Social support, socioeconomic level, and school-social adjustment of Portuguese adolescents

 

 

Fabio Biasotto Feitosa* II; Margarida Gaspar de Matos** III; Zilda A. P. Del Prette* IV; Almir Del Prette* V

*Universidade Federal de São Carlos - Brasil
**Universidade Tecnica de Lisboa e CNDT/IMHT/UNL - Portugal

Endereço para correspondência

 

 


RESUMO

Caracterizar os comportamentos e estilos de vida dos adolescentes é entendido como uma condição para planejar estratégias visando prevenir ou remediar situações de risco ao bem-estar. A partir do banco de dados do estudo de Matos et al. (2003), o presente artigo teve como objetivo verificar associações entre variáveis demográficas (nível socioeconômico) e ambientais/pessoais (suporte social, problemas de comportamento, desempenho acadêmico e gostar da escola). Neste estudo, foram incluídos 412 (idade média=15,12) adolescentes de diferentes escolas de Portugal. Os participantes responderam a um questionário sobre estilo de vida, saúde e dados sociodemográficos. Os resultados mostraram que o sucesso acadêmico se correlacionou positivamente a maiores índices de atenção dos professores, aceitação pelos pares, gostar da escola e de nível socioeconômico. Por outro lado, apresentou correlação negativa com problemas de comportamento e dificuldades dos adolescentes de falar com os pais. Discutem-se essas relações e suas implicações para intervenções educacionais e políticas sociais.

Palavras-chave: Dificuldades de aprendizagem, Competência social, Suporte social.


ABSTRACT

Characterizing the behaviors and life styles of adolescents is conceived as a condition to plan intervention strategies to prevent or to attenuate risk factors for well-being. Exploring the data base collected by Matos et al. (2003), this study aimed to check associations between demographic (socioeconomic level) and environmental/individual variables (social support, problems of behavior, school enjoyment and academic performance). In this study, 412 (average age=15,12) adolescents from different schools in Portugal completed a questionnaire on life style, health and socio-demographical data. The results showed that academic achievement positively correlated to teachers’ attention for students, peer acceptance, school enjoyment and socioeconomic level. On the other hand, academic achievement negatively correlated to behavior problems and difficulty to talk with the parents. These relations and their implications for educational interventions and social politics are discussed.

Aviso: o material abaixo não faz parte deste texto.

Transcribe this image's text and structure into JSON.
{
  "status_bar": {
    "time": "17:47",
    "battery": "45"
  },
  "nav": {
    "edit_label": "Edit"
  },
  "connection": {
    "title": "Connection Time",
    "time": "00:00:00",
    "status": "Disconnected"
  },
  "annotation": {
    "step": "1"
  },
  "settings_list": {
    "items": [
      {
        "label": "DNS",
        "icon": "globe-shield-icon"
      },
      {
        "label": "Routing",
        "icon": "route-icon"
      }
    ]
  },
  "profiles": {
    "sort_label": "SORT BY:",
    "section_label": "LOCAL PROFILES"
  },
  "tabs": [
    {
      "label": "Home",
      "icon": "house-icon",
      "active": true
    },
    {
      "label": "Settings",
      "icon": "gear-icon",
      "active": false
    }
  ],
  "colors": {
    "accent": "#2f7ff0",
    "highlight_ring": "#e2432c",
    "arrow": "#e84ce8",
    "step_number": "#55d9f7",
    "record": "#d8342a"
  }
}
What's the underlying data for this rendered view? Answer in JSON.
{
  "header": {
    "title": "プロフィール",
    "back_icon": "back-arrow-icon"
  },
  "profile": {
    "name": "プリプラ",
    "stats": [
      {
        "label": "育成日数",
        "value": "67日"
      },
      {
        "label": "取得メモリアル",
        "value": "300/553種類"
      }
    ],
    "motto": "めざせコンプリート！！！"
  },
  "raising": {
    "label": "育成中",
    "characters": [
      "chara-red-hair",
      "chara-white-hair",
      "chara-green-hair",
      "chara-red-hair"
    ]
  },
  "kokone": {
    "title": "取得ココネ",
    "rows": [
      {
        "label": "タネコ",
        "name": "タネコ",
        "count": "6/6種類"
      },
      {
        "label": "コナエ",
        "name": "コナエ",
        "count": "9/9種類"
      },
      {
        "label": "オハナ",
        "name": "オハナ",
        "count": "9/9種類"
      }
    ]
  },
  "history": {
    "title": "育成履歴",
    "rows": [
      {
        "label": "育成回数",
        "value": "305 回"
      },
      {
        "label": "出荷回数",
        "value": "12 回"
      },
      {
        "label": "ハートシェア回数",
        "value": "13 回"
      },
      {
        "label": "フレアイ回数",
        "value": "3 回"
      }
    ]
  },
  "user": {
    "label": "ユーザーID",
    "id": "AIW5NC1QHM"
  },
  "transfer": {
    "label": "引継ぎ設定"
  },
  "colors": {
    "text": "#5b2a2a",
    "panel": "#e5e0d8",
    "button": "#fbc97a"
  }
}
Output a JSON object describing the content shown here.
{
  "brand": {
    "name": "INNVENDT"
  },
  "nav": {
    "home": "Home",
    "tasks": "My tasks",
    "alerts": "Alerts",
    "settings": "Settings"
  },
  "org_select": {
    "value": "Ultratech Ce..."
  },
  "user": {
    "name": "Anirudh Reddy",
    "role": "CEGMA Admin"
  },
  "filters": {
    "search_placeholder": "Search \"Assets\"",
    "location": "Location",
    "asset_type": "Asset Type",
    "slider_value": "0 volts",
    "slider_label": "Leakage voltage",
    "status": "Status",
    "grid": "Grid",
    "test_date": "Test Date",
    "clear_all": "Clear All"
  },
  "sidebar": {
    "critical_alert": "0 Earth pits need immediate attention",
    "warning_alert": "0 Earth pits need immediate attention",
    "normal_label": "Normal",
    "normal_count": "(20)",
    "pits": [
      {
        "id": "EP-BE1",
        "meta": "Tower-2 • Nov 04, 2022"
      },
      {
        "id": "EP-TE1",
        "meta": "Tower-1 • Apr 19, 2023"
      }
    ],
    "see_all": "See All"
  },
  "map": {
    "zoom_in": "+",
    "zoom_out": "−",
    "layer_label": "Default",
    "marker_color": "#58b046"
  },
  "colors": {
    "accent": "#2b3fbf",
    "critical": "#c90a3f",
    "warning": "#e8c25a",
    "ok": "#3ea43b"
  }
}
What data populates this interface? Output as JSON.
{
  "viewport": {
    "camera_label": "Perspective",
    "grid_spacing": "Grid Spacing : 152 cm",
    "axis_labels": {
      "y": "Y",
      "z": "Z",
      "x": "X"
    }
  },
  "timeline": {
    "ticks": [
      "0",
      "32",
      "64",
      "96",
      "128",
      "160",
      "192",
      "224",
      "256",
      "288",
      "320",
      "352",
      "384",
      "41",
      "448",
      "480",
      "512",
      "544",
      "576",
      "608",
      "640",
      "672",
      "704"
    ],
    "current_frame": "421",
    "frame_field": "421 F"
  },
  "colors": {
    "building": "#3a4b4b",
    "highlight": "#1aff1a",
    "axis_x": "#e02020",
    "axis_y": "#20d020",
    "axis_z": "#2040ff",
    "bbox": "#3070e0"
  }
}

Keywords: Learning difficulties, Social competence, Social support.


 

 

Comportamento social é, em um sentido lato, um conjunto de ações, atitudes e pensamentos que o indivíduo apresenta em relação à comunidade, aos indivíduos com quem interage e a ele próprio (Matos, 2005b). Existem três conceitos chaves que articuladamente embasam os estudos e as intervenções no campo das relações interpessoais: o desempenho social, as habilidades sociais e a competência social. De acordo com Del Prette e Del Prette (2001, p.31),

... o desempenho social refere-se à emissão de um comportamento ou seqüência de comportamentos em uma situação social qualquer [...], o termo habilidades sociais aplica-se à noção de existência de diferentes classes de comportamentos sociais no repertório do indivíduo para lidar de maneira adequada com as demandas das situações sociais [e] o conceito de competência social tem sentido avaliativo que remete aos efeitos do desempenho das habilidades nas situações vividas pelo indivíduo.

Em outras palavras, tomando a imagem de uma escala de equilíbrio, as habilidades sociais ficariam classificadas no centro de duas reações opostas: uma não habilidosa ativa e uma não habilidosa passiva que corresponderiam, em termos aproximados, aos conceitos de comportamentos externalizados e internalizados (Del Prette & Del Prette, 2005). Massola e Silvares (1997) expõem que os comportamentos externalizados são aqueles que operam diretamente sobre o ambiente, como brigar e gritar, enquanto que os comportamentos internalizados não operam diretamente no ambiente, restringindo-se ao âmbito privado ao educando, como se isolar e perder-se em seus próprios pensamentos.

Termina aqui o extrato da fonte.